West übergab Klotilden den Brief, und je mehr sie sich von der Wahrheit des Vorganges überzeugte, desto heiterer wurde sie, und gab auch Westen über ihre vorige, ihm jetzt räthselhafte Aeußerung selber und mit vieler Laune Auskunft.
Es kam zu tausend Scherzen, die bald den Todesvorzeichen, bald den ersten Veranlassungen zu Wartensteins Befestigung im Tiefeneckschen Hause galten.
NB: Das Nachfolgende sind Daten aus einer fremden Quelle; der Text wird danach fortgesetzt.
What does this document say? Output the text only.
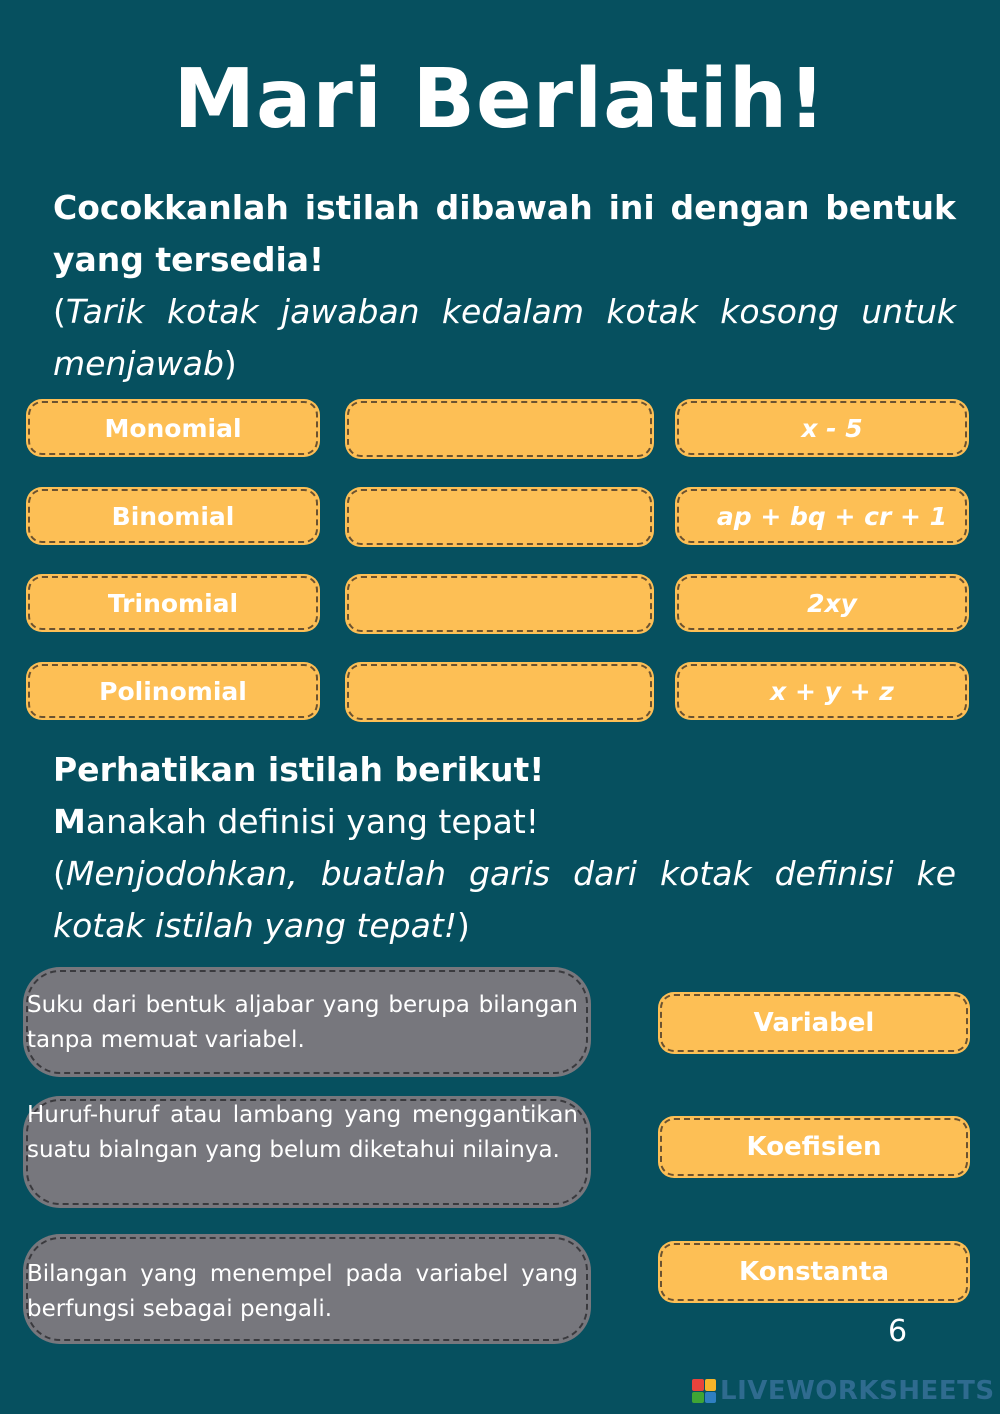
Mari Berlatih!
Cocokkanlah istilah dibawah ini dengan bentuk yang tersedia!
(Tarik kotak jawaban kedalam kotak kosong untuk menjawab)
Monomial	x - 5
Binomial	ap + bq + cr + 1
Trinomial	2xy
Polinomial	x + y + z
Perhatikan istilah berikut!
Manakah definisi yang tepat!
(Menjodohkan, buatlah garis dari kotak definisi ke kotak istilah yang tepat!)
Suku dari bentuk aljabar yang berupa bilangan tanpa memuat variabel.
Huruf-huruf atau lambang yang menggantikan suatu bialngan yang belum diketahui nilainya.
Bilangan yang menempel pada variabel yang berfungsi sebagai pengali.
Variabel
Koefisien
Konstanta
6
LIVEWORKSHEETS
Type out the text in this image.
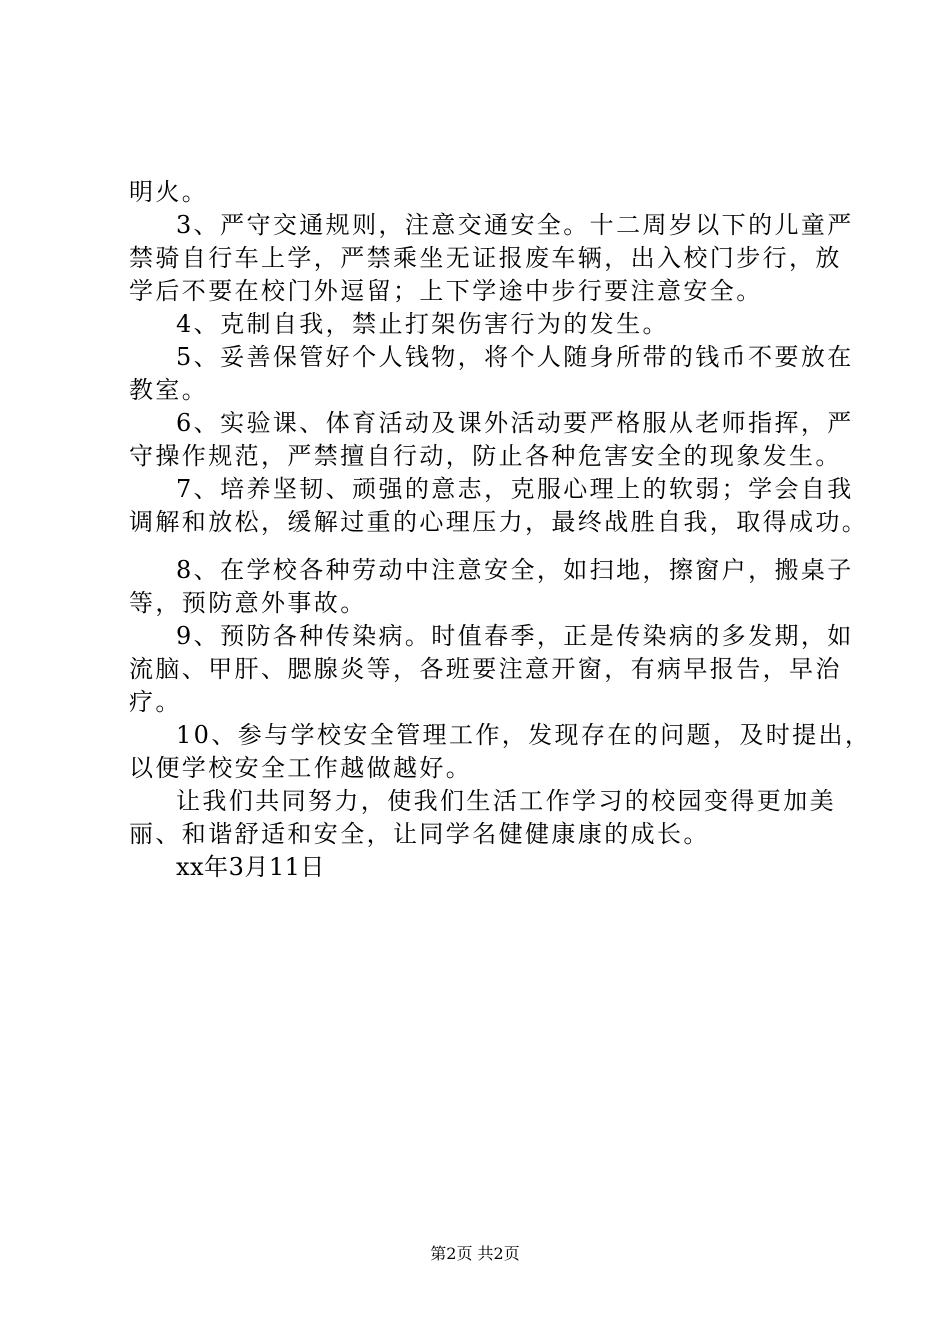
明火。
3、严守交通规则，注意交通安全。十二周岁以下的儿童严
禁骑自行车上学，严禁乘坐无证报废车辆，出入校门步行，放
学后不要在校门外逗留；上下学途中步行要注意安全。
4、克制自我，禁止打架伤害行为的发生。
5、妥善保管好个人钱物，将个人随身所带的钱币不要放在
教室。
6、实验课、体育活动及课外活动要严格服从老师指挥，严
守操作规范，严禁擅自行动，防止各种危害安全的现象发生。
7、培养坚韧、顽强的意志，克服心理上的软弱；学会自我
调解和放松，缓解过重的心理压力，最终战胜自我，取得成功。
8、在学校各种劳动中注意安全，如扫地，擦窗户，搬桌子
等，预防意外事故。
9、预防各种传染病。时值春季，正是传染病的多发期，如
流脑、甲肝、腮腺炎等，各班要注意开窗，有病早报告，早治
疗。
10、参与学校安全管理工作，发现存在的问题，及时提出，
以便学校安全工作越做越好。
让我们共同努力，使我们生活工作学习的校园变得更加美
丽、和谐舒适和安全，让同学名健健康康的成长。
xx年3月11日
第2页 共2页
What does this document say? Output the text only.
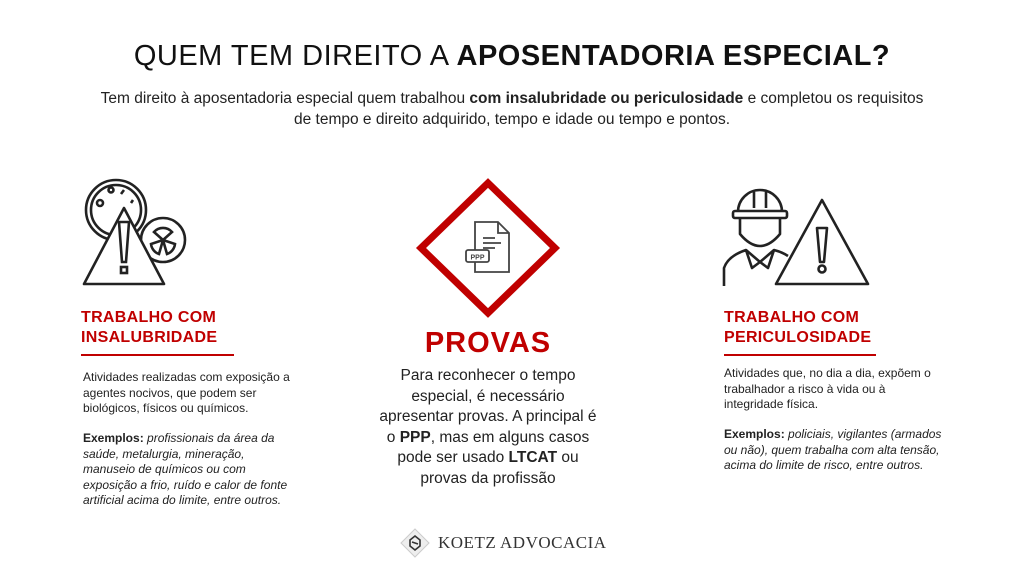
QUEM TEM DIREITO A APOSENTADORIA ESPECIAL?
Tem direito à aposentadoria especial quem trabalhou com insalubridade ou periculosidade e completou os requisitos de tempo e direito adquirido, tempo e idade ou tempo e pontos.
TRABALHO COM
INSALUBRIDADE
Atividades realizadas com exposição a agentes nocivos, que podem ser biológicos, físicos ou químicos.
Exemplos: profissionais da área da saúde, metalurgia, mineração, manuseio de químicos ou com exposição a frio, ruído e calor de fonte artificial acima do limite, entre outros.
PPP
PROVAS
Para reconhecer o tempo especial, é necessário apresentar provas. A principal é o PPP, mas em alguns casos pode ser usado LTCAT ou provas da profissão
TRABALHO COM
PERICULOSIDADE
Atividades que, no dia a dia, expõem o trabalhador a risco à vida ou à integridade física.
Exemplos: policiais, vigilantes (armados ou não), quem trabalha com alta tensão, acima do limite de risco, entre outros.
KOETZ ADVOCACIA
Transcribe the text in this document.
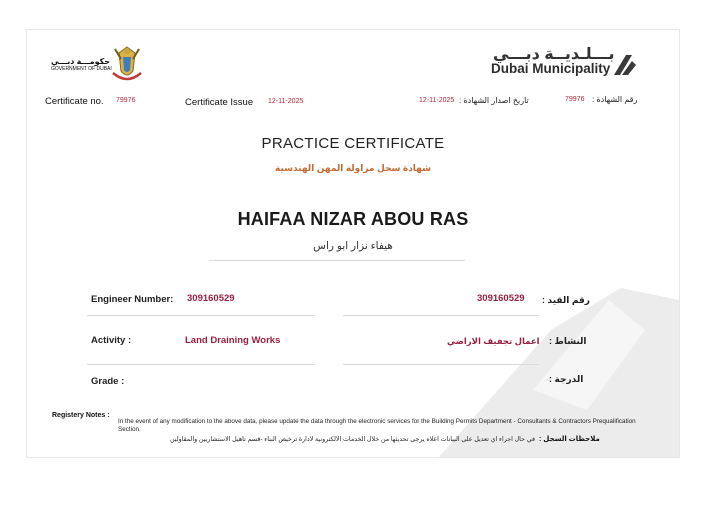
حكومـــة دبـــي
GOVERNMENT OF DUBAI
بـــلـديــة دبـــي
Dubai Municipality
Certificate no. 79976	Certificate Issue 12-11-2025	12-11-2025 تاريخ اصدار الشهادة :	79976 رقم الشهادة :
PRACTICE CERTIFICATE
شهادة سجل مزاولة المهن الهندسية
HAIFAA NIZAR ABOU RAS
هيفاء نزار ابو راس
Engineer Number: 309160529	309160529 رقم القيد :
Activity :	Land Draining Works	اعمال تجفيف الاراضي النشاط :
Grade :	الدرجة :
Registery Notes :
In the event of any modification to the above data, please update the data through the electronic services for the Building Permits Department - Consultants & Contractors Prequalification Section.
في حال اجراء اي تعديل على البيانات اعلاه يرجى تحديثها من خلال الخدمات الالكترونية لادارة ترخيص البناء -قسم تاهيل الاستشاريين والمقاولين ملاحظات السجل :
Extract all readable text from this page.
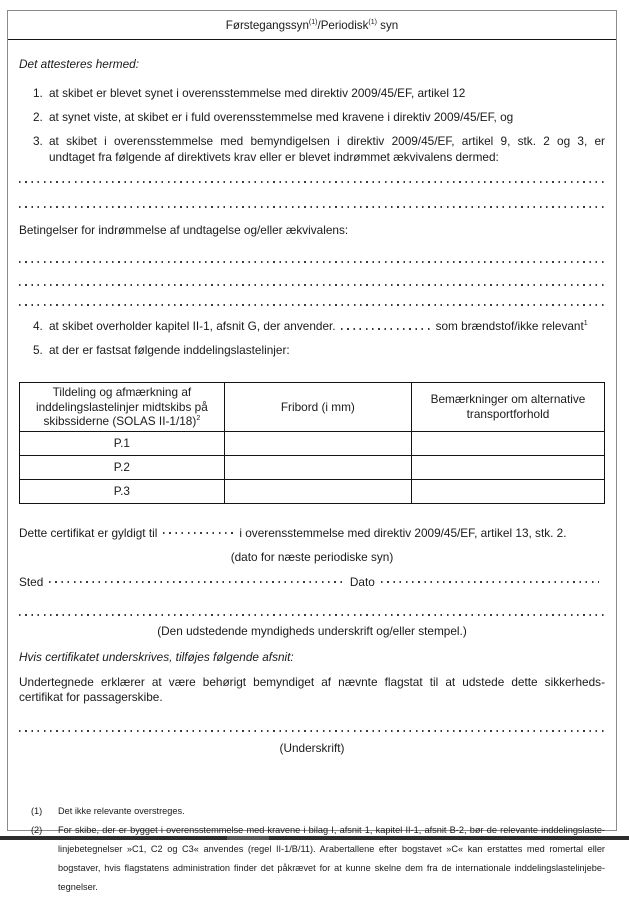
Førstegangssyn$^{(1)}$/Periodisk$^{(1)}$ syn
Det attesteres hermed:
1. at skibet er blevet synet i overensstemmelse med direktiv 2009/45/EF, artikel 12
2. at synet viste, at skibet er i fuld overensstemmelse med kravene i direktiv 2009/45/EF, og
3. at skibet i overensstemmelse med bemyndigelsen i direktiv 2009/45/EF, artikel 9, stk. 2 og 3, er
undtaget fra følgende af direktivets krav eller er blevet indrømmet ækvivalens dermed:
Betingelser for indrømmelse af undtagelse og/eller ækvivalens:
4. at skibet overholder kapitel II-1, afsnit G, der anvender.	som brændstof/ikke relevant$^1$
5. at der er fastsat følgende inddelingslastelinjer:
Tildeling og afmærkning af inddelingslastelinjer midtskibs på skibssiderne (SOLAS II-1/18)$^2$	Fribord (i mm)	Bemærkninger om alternative transportforhold
P.1		
P.2		
P.3		
Dette certifikat er gyldigt til	i overensstemmelse med direktiv 2009/45/EF, artikel 13, stk. 2.
(dato for næste periodiske syn)
Sted	Dato
(Den udstedende myndigheds underskrift og/eller stempel.)
Hvis certifikatet underskrives, tilføjes følgende afsnit:
Undertegnede erklærer at være behørigt bemyndiget af nævnte flagstat til at udstede dette sikkerheds-
certifikat for passagerskibe.
(Underskrift)
(1)	Det ikke relevante overstreges.
(2)	For skibe, der er bygget i overensstemmelse med kravene i bilag I, afsnit 1, kapitel II-1, afsnit B-2, bør de relevante inddelingslaste-
linjebetegnelser »C1, C2 og C3« anvendes (regel II-1/B/11). Arabertallene efter bogstavet »C« kan erstattes med romertal eller
bogstaver, hvis flagstatens administration finder det påkrævet for at kunne skelne dem fra de internationale inddelingslastelinjebe-
tegnelser.
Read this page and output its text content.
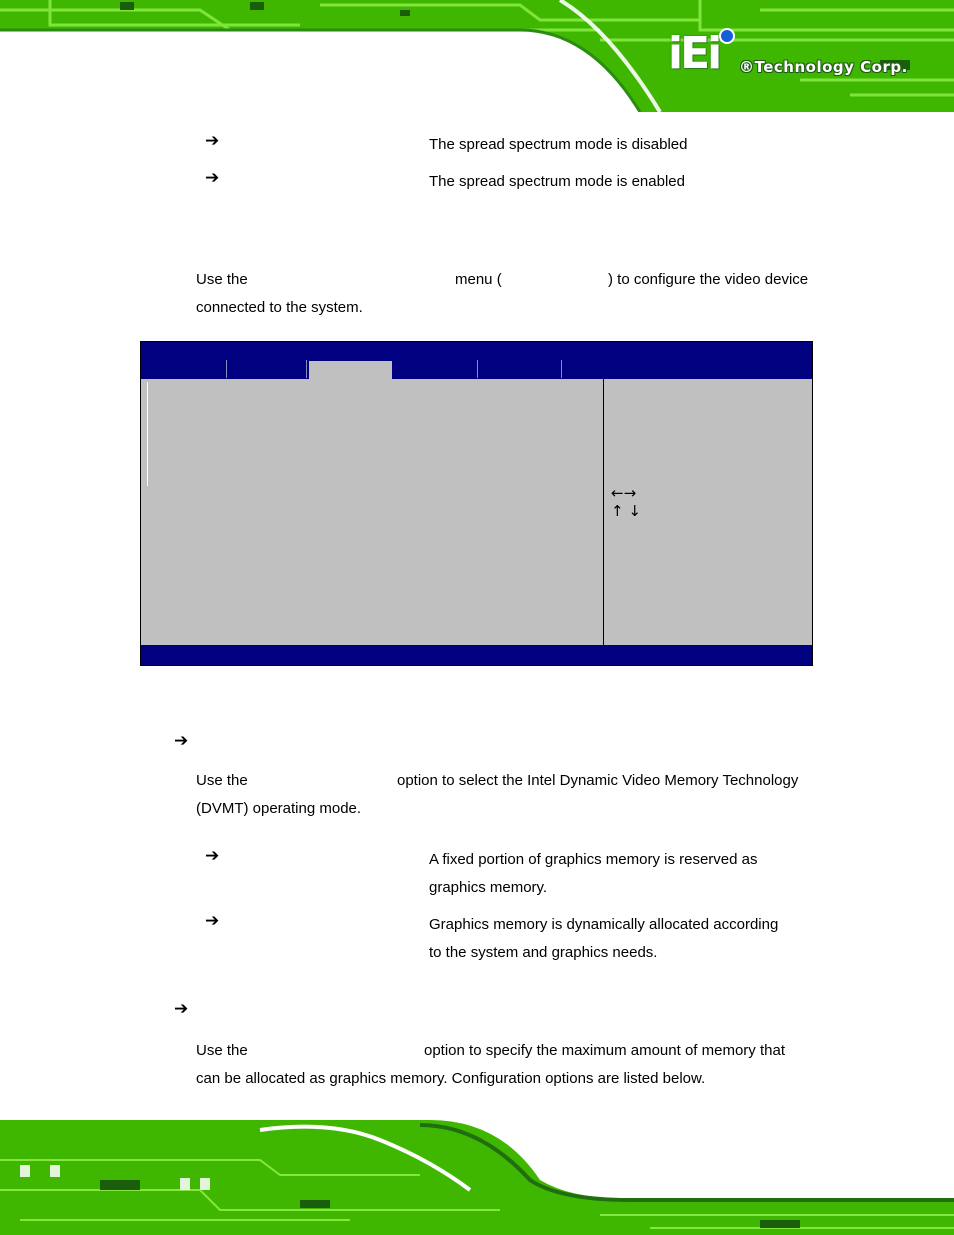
iEi ®Technology Corp.
➔	The spread spectrum mode is disabled
➔	The spread spectrum mode is enabled
Use the	menu (	) to configure the video device
connected to the system.
←→
↑ ↓
➔
Use the	option to select the Intel Dynamic Video Memory Technology
(DVMT) operating mode.
➔	A fixed portion of graphics memory is reserved as
graphics memory.
➔	Graphics memory is dynamically allocated according
to the system and graphics needs.
➔
Use the	option to specify the maximum amount of memory that
can be allocated as graphics memory. Configuration options are listed below.
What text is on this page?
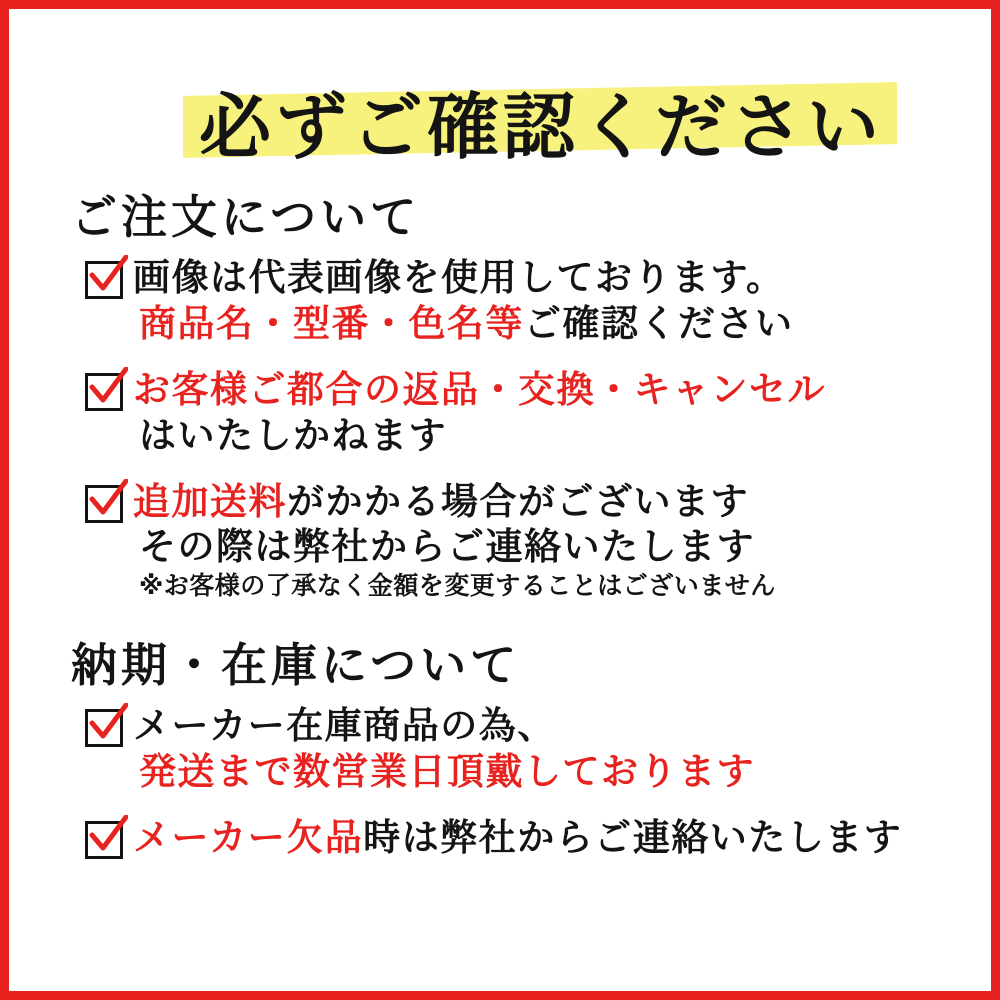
必ずご確認ください
ご注文について
画像は代表画像を使用しております。
商品名・型番・色名等ご確認ください
お客様ご都合の返品・交換・キャンセル
はいたしかねます
追加送料がかかる場合がございます
その際は弊社からご連絡いたします
※お客様の了承なく金額を変更することはございません
納期・在庫について
メーカー在庫商品の為、
発送まで数営業日頂戴しております
メーカー欠品時は弊社からご連絡いたします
»Das heißt mit blauem Auge davon gekommen!« sagte Klotilde, als sie wieder mit ihrem Gemahl allein war. »Von nun an, Tiefeneck, wird niemals in Deiner Gegenwart zu einem Romane gegriffen.«
»Oder,« erwiederte der Gatte; »wenn es doch geschähe, und das Buch herunterfiele, soll es auf der Stelle von mir aufgehoben werden.«
»Wenn Du nur den Abend nachher die schöne Gräfin nicht so sorgfältig unterhalten hättest.«
»Wohl wahr, meine Gute!«
»Doch wer wird nicht über dem lustigen Ende alles gern vergessen!« rief Klotilde.
In der Folge kam das Paar zuweilen mit Wartensteins zusammen, und man ging selten auseinander, ohne des vormals verunglückten Liebhabers schnellen Entschluß, seinen ewigen Harm gegen die Freude umzutauschen, zu erwähnen und zu belachen.
Uebrigens war aller äußere Anschein dafür, daß der Baron den vorigen Flattersinn über dem fröhlichen Geiste seiner Gemahlin gänzlich vergessen habe.